As professoras também sofrem. No Brasil dos 2,2 milhões de docentes, 80% são mulheres. Muitas delas também são mães. Essas mulheres também viram o seu mundo mudar completamente. E é delas que se cobra inovação, performance, arriscar a vida em nome da reabertura das escolas.

Acreditamos que é injusto e cruel colocar mulheres mães e professoras como se estivessem em trincheiras separadas quando se fala em retorno das aulas e/ou reabertura das escolas. Estamos todas exaustas, sobrecarregadas, doentes. E esperam de nós a solução para esse problema que são milhões de crianças fora das escolas.

REPENSAR A ESCOLA

Entendemos que a reabertura das escolas precisa levar em conta alguns princípios básicos:

  • status sanitário da região (baixo nível de transmissão social);
  • fechamento de serviços não essenciais (shoppings, bares) para diminuir a circulação de pessoas na cidade;
  • situação de vulnerabilidade das famílias atendidas pela escola;
  • a não sobrecarga do trabalho das educadoras (aulas online + presenciais);
  • a readequação do uso dos espaços escolares: é impensável retornarmos para o esquema de mais de 30/40 alunos em uma única sala, por mais de 5 horas diárias.
  • identificar trabalhadores/educadoras de grupo de risco ou que vivam com pessoas de grupo de risco e afastar do trabalho com remuneração;
  • articulação das secretarias de saúde, assistência social e de educação para um trabalho em conjunto que vise priorizar o atendimento às crianças e suas famílias;
  • saneamento básico e fornecimento de água potável para todas as escolas;
  • protocolos de manuseio de alimentos e de entrega dos alimentos para as crianças;
  • utilização de recursos como Programa Dinheiro Direto na Escola (PDDE) para adquirir produtos de proteção pessoal, higiene e limpeza;
  • organizar fluxo de entrada/saída e de transporte escolar;
  • retorno não-obrigatório sem prejuízo para o ano letivo;
  • protocolos prontos para o caso de um novo lockdown: redistribuição dos valores da merenda escolar para as famílias; continuação do vínculo com a escola; etc.
  • pensar localmente: cada escola ter liberdade de construir seu protocolo, seguindo orientações oficiais e sendo amparada financeiramente e tecnicamente pelo órgãos responsáveis.

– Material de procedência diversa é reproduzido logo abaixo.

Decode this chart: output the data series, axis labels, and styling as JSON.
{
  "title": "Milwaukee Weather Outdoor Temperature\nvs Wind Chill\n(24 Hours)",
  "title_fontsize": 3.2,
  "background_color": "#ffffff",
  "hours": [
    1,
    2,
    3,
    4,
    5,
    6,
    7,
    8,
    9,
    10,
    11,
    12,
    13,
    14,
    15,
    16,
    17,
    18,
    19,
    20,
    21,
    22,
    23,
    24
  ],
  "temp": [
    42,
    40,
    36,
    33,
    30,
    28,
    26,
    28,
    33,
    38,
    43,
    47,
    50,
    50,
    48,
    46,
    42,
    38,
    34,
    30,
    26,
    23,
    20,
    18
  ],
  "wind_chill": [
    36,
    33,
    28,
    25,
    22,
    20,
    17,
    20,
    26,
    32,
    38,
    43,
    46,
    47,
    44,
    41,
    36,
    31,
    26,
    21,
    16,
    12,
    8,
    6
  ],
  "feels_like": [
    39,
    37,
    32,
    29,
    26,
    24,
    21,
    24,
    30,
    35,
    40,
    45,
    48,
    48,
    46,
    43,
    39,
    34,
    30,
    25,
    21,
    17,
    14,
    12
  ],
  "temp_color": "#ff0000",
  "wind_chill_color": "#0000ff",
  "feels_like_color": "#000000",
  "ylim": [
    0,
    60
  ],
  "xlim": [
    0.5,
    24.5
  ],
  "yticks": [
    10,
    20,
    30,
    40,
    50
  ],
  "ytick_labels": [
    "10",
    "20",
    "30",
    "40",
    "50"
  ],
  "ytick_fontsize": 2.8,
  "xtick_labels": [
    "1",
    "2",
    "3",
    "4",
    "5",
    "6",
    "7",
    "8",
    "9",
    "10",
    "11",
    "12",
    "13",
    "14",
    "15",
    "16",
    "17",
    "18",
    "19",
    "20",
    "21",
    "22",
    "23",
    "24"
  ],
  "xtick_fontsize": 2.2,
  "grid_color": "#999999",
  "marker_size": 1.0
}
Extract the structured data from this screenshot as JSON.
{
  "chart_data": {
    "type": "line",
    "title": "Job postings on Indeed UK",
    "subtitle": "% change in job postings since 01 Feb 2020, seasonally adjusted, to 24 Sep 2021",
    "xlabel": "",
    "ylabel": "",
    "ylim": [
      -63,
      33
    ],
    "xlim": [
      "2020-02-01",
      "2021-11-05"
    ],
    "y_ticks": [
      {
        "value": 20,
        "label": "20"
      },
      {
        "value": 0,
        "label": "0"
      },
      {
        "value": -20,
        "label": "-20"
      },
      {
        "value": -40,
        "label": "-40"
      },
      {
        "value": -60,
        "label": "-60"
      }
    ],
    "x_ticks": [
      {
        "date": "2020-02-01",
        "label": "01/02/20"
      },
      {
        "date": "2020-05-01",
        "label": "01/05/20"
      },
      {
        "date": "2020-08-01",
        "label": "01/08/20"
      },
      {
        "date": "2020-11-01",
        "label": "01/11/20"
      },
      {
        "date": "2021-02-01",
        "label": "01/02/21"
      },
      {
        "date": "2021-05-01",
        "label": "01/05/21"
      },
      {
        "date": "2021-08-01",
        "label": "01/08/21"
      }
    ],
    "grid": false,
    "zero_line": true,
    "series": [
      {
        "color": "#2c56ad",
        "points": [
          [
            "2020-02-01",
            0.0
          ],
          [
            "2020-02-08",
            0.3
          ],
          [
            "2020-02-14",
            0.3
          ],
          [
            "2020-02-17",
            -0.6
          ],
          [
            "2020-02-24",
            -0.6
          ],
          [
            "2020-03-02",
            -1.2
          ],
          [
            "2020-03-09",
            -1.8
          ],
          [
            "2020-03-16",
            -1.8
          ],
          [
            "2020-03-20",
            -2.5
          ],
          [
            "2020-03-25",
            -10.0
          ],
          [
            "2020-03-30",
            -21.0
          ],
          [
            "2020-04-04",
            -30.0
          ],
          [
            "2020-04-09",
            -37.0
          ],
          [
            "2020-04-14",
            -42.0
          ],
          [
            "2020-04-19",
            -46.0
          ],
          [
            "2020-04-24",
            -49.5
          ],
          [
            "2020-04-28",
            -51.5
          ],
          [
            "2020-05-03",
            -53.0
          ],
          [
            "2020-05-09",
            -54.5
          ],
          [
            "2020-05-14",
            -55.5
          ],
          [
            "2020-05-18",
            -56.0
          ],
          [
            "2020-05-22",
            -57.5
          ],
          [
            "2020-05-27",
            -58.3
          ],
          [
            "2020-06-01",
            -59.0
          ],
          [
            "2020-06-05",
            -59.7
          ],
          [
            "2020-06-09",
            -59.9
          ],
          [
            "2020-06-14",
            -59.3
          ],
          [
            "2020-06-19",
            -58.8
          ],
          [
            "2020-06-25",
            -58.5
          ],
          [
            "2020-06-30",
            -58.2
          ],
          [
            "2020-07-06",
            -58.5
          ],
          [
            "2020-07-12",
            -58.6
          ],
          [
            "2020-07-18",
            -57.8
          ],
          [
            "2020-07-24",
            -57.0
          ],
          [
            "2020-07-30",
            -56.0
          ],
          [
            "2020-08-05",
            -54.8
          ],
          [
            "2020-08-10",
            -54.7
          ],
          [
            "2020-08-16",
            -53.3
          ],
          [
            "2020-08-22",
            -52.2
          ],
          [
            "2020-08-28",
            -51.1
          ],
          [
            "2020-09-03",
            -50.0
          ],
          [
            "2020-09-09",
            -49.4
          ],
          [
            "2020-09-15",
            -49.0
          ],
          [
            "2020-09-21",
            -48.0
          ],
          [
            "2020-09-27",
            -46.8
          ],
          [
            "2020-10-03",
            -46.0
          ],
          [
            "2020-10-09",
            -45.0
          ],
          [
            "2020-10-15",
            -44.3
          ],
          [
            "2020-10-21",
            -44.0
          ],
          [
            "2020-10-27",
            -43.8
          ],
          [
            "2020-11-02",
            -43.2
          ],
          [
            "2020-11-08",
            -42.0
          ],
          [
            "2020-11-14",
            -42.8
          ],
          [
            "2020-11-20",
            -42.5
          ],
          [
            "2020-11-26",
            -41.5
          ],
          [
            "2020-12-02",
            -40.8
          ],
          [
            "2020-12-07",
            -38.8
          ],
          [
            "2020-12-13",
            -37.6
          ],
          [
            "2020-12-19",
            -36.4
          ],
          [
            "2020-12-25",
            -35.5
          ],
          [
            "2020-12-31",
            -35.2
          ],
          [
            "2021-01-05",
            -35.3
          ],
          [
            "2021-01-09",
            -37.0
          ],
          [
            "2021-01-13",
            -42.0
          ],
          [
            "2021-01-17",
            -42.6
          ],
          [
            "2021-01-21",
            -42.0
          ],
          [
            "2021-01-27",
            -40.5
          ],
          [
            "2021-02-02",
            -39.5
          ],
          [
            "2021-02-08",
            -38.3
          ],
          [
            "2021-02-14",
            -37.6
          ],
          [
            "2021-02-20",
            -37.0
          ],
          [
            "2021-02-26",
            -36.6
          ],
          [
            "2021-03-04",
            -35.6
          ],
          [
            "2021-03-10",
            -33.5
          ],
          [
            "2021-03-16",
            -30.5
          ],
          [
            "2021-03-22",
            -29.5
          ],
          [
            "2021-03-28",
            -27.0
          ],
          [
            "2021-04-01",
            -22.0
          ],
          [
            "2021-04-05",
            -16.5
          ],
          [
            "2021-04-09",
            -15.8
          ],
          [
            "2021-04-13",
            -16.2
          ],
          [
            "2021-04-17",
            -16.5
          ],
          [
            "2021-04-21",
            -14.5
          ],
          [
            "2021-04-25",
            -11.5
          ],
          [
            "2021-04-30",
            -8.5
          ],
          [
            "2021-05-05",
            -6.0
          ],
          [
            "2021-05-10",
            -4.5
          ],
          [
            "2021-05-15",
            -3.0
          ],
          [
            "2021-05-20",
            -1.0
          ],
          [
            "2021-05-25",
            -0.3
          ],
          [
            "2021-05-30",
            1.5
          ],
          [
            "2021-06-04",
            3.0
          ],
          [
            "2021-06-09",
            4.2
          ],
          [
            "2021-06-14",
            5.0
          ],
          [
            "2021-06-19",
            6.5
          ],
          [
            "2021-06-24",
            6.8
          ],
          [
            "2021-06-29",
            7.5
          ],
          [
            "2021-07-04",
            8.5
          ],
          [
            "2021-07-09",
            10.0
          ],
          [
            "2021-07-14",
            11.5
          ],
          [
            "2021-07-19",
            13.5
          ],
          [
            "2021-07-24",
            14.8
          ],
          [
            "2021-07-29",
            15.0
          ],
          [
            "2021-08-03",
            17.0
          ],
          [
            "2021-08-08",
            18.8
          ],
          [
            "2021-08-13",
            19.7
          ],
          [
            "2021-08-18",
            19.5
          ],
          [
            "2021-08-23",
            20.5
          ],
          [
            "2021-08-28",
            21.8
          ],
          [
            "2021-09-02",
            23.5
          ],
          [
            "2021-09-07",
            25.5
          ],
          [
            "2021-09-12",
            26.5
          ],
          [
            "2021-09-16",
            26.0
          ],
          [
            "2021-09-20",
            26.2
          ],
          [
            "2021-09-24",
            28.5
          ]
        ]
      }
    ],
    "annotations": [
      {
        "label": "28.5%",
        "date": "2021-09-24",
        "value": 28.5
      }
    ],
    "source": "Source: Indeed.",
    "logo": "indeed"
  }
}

Propomos o uso das áreas mais amplas da escola: quadras, áreas verdes, refeitório para as aulas. Já está comprovado que a contaminação é baixíssima em áreas ao ar livre ou bem ventiladas. Propomos que o Estado ofereça alternativas para as famílias que precisam de apoio por muitas horas com as crianças. Propomos que a saúde mental e física das crianças estejam acima do conteúdo e da economia. Propomos que as professoras e funcionárias das redes de ensino sejam consideradas prioridades no calendário de vacinação.

Nós, do Política é a Mãe, queremos as escolas reabertas.

*Política é a Mãe é um coletivo em movimento de mães que entendem o seu papel político e potência de transformação. Falam sobre política, feminismo, maternidades, infâncias e cuidado. Acreditam que a maternidade é múltipla e diversa.